The couples whirled past, circling the room. I could distinguish uniforms of every grade below that of colonel, and representatives of the three arms of the service. Occasionally a black coat appeared conspicuously amid the throng on the floor, but there were more of these visible along the side walls. It was evidently military night, and the ladies looked kindly on brass buttons and gold lace. The big room resounded to the tap of feet, and the ceaseless murmur of voices; laughter rang out, and over all the merry strain of music.

I watched the faces eagerly, but they were all strange. No doubt some of those young women I had known as girls, but they had grown out of my recollection. None among the officers present, so far as I could tell, had I ever come in contact with—ah! yes! there was Whitlock sitting disconsolately alone below the judge's bench. I clung to my perch determining to assure myself, but my eyes encountered no other familiar countenance. Of course Noreen would not attend, but there must be some special cause to account for Raymond's absence. He was the sort to whom such an occasion as this would naturally appeal.

Satisfied by my scrutiny, I explored the opposite wall in vain for any similar opening. As I remembered there were offices there, where in days of peace the county officers held sway, and the floor above was an unfurnished attic, extending the full length of the building, having a low, unceiled roof.
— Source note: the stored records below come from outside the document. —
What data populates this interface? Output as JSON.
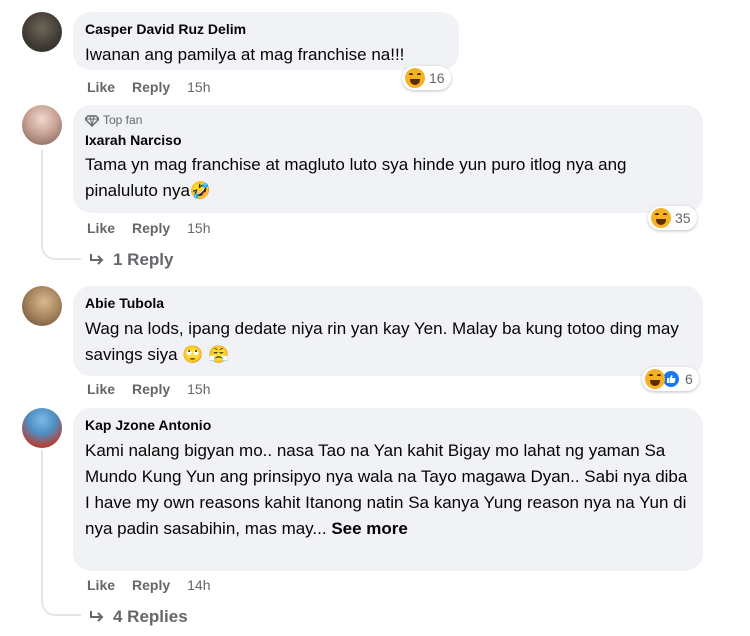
{
  "comments": [
    {
      "author": "Casper David Ruz Delim",
      "text": "Iwanan ang pamilya at mag franchise na!!!",
      "like": "Like",
      "reply": "Reply",
      "time": "15h",
      "reaction_count": "16"
    },
    {
      "badge": "Top fan",
      "author": "Ixarah Narciso",
      "text": "Tama yn mag franchise at magluto luto sya hinde yun puro itlog nya ang pinaluluto nya🤣",
      "like": "Like",
      "reply": "Reply",
      "time": "15h",
      "reaction_count": "35",
      "replies_label": "1 Reply"
    },
    {
      "author": "Abie Tubola",
      "text": "Wag na lods, ipang dedate niya rin yan kay Yen. Malay ba kung totoo ding may savings siya 🙄 😤",
      "like": "Like",
      "reply": "Reply",
      "time": "15h",
      "reaction_count": "6"
    },
    {
      "author": "Kap Jzone Antonio",
      "text": "Kami nalang bigyan mo.. nasa Tao na Yan kahit Bigay mo lahat ng yaman Sa Mundo Kung Yun ang prinsipyo nya wala na Tayo magawa Dyan.. Sabi nya diba I have my own reasons kahit Itanong natin Sa kanya Yung reason nya na Yun di nya padin sasabihin, mas may...",
      "see_more": "See more",
      "like": "Like",
      "reply": "Reply",
      "time": "14h",
      "replies_label": "4 Replies"
    }
  ],
  "colors": {
    "bubble": "#f0f2f5",
    "secondary_text": "#65676b",
    "reaction_haha": "#f7b125",
    "reaction_like": "#1877f2"
  },
  "icons": [
    "haha-icon",
    "like-icon",
    "diamond-icon",
    "reply-arrow-icon"
  ]
}
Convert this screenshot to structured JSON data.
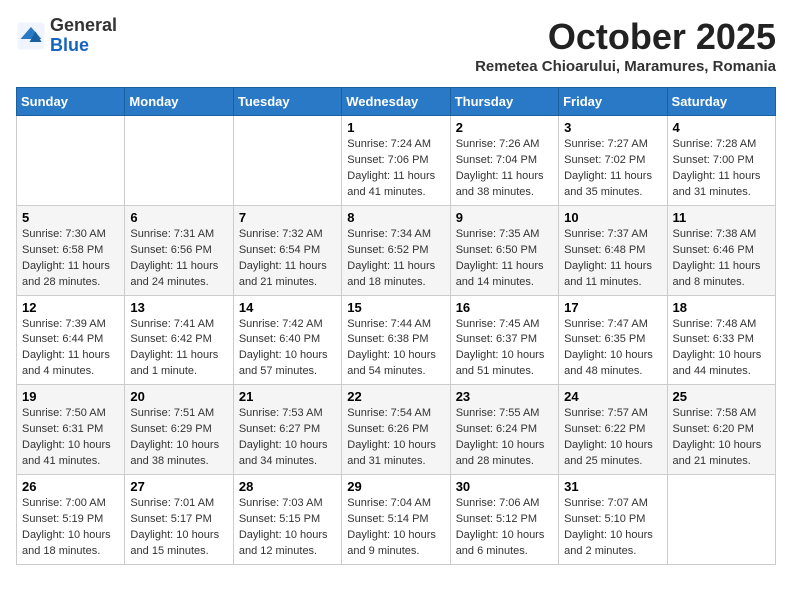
{
  "header": {
    "logo_general": "General",
    "logo_blue": "Blue",
    "month": "October 2025",
    "location": "Remetea Chioarului, Maramures, Romania"
  },
  "days_of_week": [
    "Sunday",
    "Monday",
    "Tuesday",
    "Wednesday",
    "Thursday",
    "Friday",
    "Saturday"
  ],
  "weeks": [
    [
      {
        "day": "",
        "info": ""
      },
      {
        "day": "",
        "info": ""
      },
      {
        "day": "",
        "info": ""
      },
      {
        "day": "1",
        "info": "Sunrise: 7:24 AM\nSunset: 7:06 PM\nDaylight: 11 hours and 41 minutes."
      },
      {
        "day": "2",
        "info": "Sunrise: 7:26 AM\nSunset: 7:04 PM\nDaylight: 11 hours and 38 minutes."
      },
      {
        "day": "3",
        "info": "Sunrise: 7:27 AM\nSunset: 7:02 PM\nDaylight: 11 hours and 35 minutes."
      },
      {
        "day": "4",
        "info": "Sunrise: 7:28 AM\nSunset: 7:00 PM\nDaylight: 11 hours and 31 minutes."
      }
    ],
    [
      {
        "day": "5",
        "info": "Sunrise: 7:30 AM\nSunset: 6:58 PM\nDaylight: 11 hours and 28 minutes."
      },
      {
        "day": "6",
        "info": "Sunrise: 7:31 AM\nSunset: 6:56 PM\nDaylight: 11 hours and 24 minutes."
      },
      {
        "day": "7",
        "info": "Sunrise: 7:32 AM\nSunset: 6:54 PM\nDaylight: 11 hours and 21 minutes."
      },
      {
        "day": "8",
        "info": "Sunrise: 7:34 AM\nSunset: 6:52 PM\nDaylight: 11 hours and 18 minutes."
      },
      {
        "day": "9",
        "info": "Sunrise: 7:35 AM\nSunset: 6:50 PM\nDaylight: 11 hours and 14 minutes."
      },
      {
        "day": "10",
        "info": "Sunrise: 7:37 AM\nSunset: 6:48 PM\nDaylight: 11 hours and 11 minutes."
      },
      {
        "day": "11",
        "info": "Sunrise: 7:38 AM\nSunset: 6:46 PM\nDaylight: 11 hours and 8 minutes."
      }
    ],
    [
      {
        "day": "12",
        "info": "Sunrise: 7:39 AM\nSunset: 6:44 PM\nDaylight: 11 hours and 4 minutes."
      },
      {
        "day": "13",
        "info": "Sunrise: 7:41 AM\nSunset: 6:42 PM\nDaylight: 11 hours and 1 minute."
      },
      {
        "day": "14",
        "info": "Sunrise: 7:42 AM\nSunset: 6:40 PM\nDaylight: 10 hours and 57 minutes."
      },
      {
        "day": "15",
        "info": "Sunrise: 7:44 AM\nSunset: 6:38 PM\nDaylight: 10 hours and 54 minutes."
      },
      {
        "day": "16",
        "info": "Sunrise: 7:45 AM\nSunset: 6:37 PM\nDaylight: 10 hours and 51 minutes."
      },
      {
        "day": "17",
        "info": "Sunrise: 7:47 AM\nSunset: 6:35 PM\nDaylight: 10 hours and 48 minutes."
      },
      {
        "day": "18",
        "info": "Sunrise: 7:48 AM\nSunset: 6:33 PM\nDaylight: 10 hours and 44 minutes."
      }
    ],
    [
      {
        "day": "19",
        "info": "Sunrise: 7:50 AM\nSunset: 6:31 PM\nDaylight: 10 hours and 41 minutes."
      },
      {
        "day": "20",
        "info": "Sunrise: 7:51 AM\nSunset: 6:29 PM\nDaylight: 10 hours and 38 minutes."
      },
      {
        "day": "21",
        "info": "Sunrise: 7:53 AM\nSunset: 6:27 PM\nDaylight: 10 hours and 34 minutes."
      },
      {
        "day": "22",
        "info": "Sunrise: 7:54 AM\nSunset: 6:26 PM\nDaylight: 10 hours and 31 minutes."
      },
      {
        "day": "23",
        "info": "Sunrise: 7:55 AM\nSunset: 6:24 PM\nDaylight: 10 hours and 28 minutes."
      },
      {
        "day": "24",
        "info": "Sunrise: 7:57 AM\nSunset: 6:22 PM\nDaylight: 10 hours and 25 minutes."
      },
      {
        "day": "25",
        "info": "Sunrise: 7:58 AM\nSunset: 6:20 PM\nDaylight: 10 hours and 21 minutes."
      }
    ],
    [
      {
        "day": "26",
        "info": "Sunrise: 7:00 AM\nSunset: 5:19 PM\nDaylight: 10 hours and 18 minutes."
      },
      {
        "day": "27",
        "info": "Sunrise: 7:01 AM\nSunset: 5:17 PM\nDaylight: 10 hours and 15 minutes."
      },
      {
        "day": "28",
        "info": "Sunrise: 7:03 AM\nSunset: 5:15 PM\nDaylight: 10 hours and 12 minutes."
      },
      {
        "day": "29",
        "info": "Sunrise: 7:04 AM\nSunset: 5:14 PM\nDaylight: 10 hours and 9 minutes."
      },
      {
        "day": "30",
        "info": "Sunrise: 7:06 AM\nSunset: 5:12 PM\nDaylight: 10 hours and 6 minutes."
      },
      {
        "day": "31",
        "info": "Sunrise: 7:07 AM\nSunset: 5:10 PM\nDaylight: 10 hours and 2 minutes."
      },
      {
        "day": "",
        "info": ""
      }
    ]
  ]
}
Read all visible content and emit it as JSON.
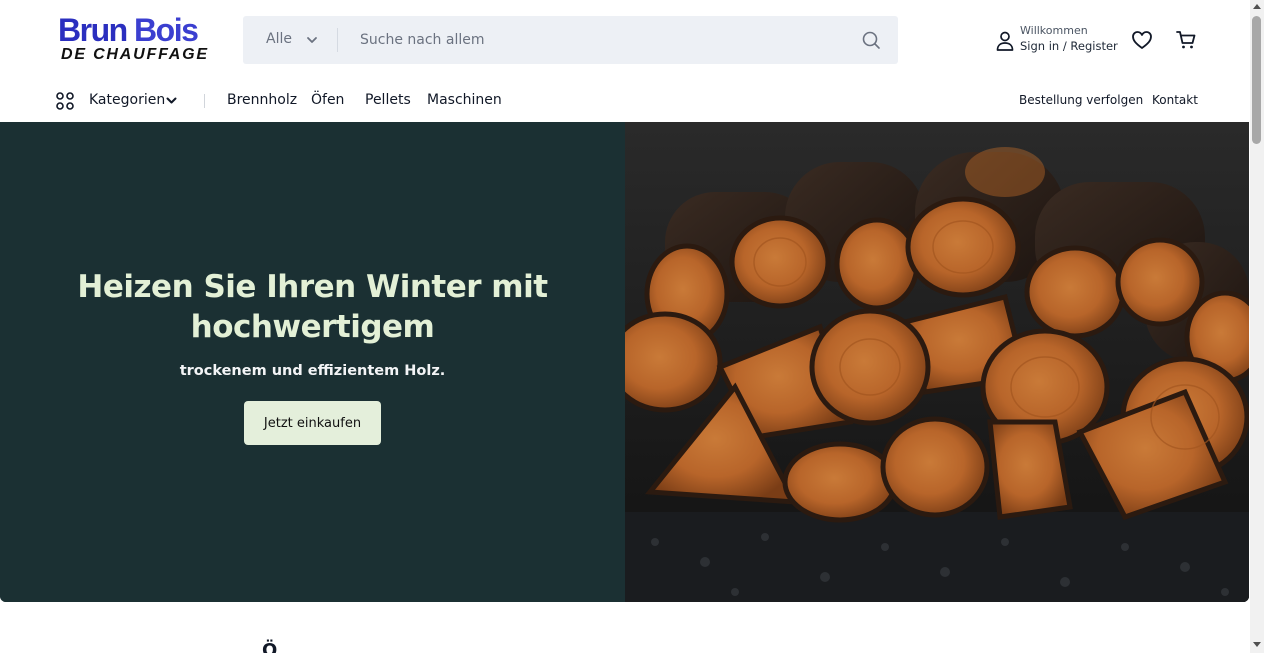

In the old days it had been used for storage purposes, and there was a narrow stairway leading down into the sheriff's office. Ay! and there was a contrivance there once in which they used to burn waste papers. I remembered a certain house-cleaning in which I assisted, and was assigned to the job of stirring the papers frequently with an iron poker. I thought it fun, and the chimney funnel was a big one. Possibly it was there still, but could I succeed in getting up that far? The light shining through the broken paper permitted a faint glimpse of my immediate surroundings, yet revealed little to encourage such an attempt. The chimney was barely large enough to admit the upward passage of my body, and was a black mystery. However, the irregularity of the stones promised finger and foot-hold, and if the opening retained the same formation to the top, I might be able to squeeze through without serious accident. At any rate the effort must be made—to retreat, or even to remain where I was, involved consequences far more dangerous than those threatened by this tunnel. It offered a chance, a hope—and I could ask no more.

These were but flashes of thought, for I was climbing before the music ceased, clinging desperately to every slight projection, and bracing myself against the walls. Progress was slow, and occasionally painful; the contracted space gave me a feeling of suffocation, and I dislodged enough soot so I was compelled to struggle constantly to restrain from coughing. My only relief was to bind a handkerchief across mouth and nostrils.

While the music remained silent, I rested, fearful lest my struggles would be overheard, taking such meager comfort as I could. The first blare of the horns started me off once more, careless in the midst of so much noise as to whether I rattled the loosened plaster, or even dislodged an ill-secured stone. But at the best the passage was made by inches, and I took more than one desperate chance of slipping; twice I clung breathless as the music ceased, but the second time I felt convinced I had attained to the level of the upper floor. This was but a decision of judgment, as my only guidance came from the noise below, and the distance which it seemed to me I had clambered up. There was no change in my surroundings as revealed by my groping hands—the same solid four walls of rubble stone and plaster, but these thus far ran straight up, wide enough apart to permit the passage of my body.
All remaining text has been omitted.